Un contexte régional favorable
Cette victoire s'inscrit dans une poussée de la droite nationaliste en Amérique latine, après les succès de Daniel Noboa en Équateur, Nayib Bukele au Salvador et Javier Milei en Argentine. Ce dernier a salué l'élection de son « ami » Kast. En Bolivie, l'élection du centriste Rodrigo Paz en octobre a mis fin à près de vingt ans de gouvernements socialistes.

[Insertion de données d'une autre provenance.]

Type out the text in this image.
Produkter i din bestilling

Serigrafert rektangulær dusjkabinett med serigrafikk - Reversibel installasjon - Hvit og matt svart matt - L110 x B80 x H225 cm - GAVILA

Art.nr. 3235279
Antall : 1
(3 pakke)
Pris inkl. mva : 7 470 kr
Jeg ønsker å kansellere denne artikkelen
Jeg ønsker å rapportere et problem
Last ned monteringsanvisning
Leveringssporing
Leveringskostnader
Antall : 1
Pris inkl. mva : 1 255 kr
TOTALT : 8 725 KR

Au Chili, la criminalité violente a augmenté ces dernières années, alimentée par les groupes criminels profitant des frontières poreuses avec la Bolivie et le Pérou. Les flux migratoires, notamment en provenance du Venezuela, se sont intensifiés. Kast promet de créer une police des frontières inspirée de celle des États-Unis pour expulser rapidement les entrants illégaux et réduire massivement les dépenses publiques.
Cependant, ses réformes radicales pourraient se heurter à un Congrès fragmenté, où la gauche et la droite disposent d'un nombre similaire de sièges après les législatives de novembre. Dans son discours de victoire, Kast a appelé à la persévérance, affirmant qu'il n'y a « pas de solution magique ».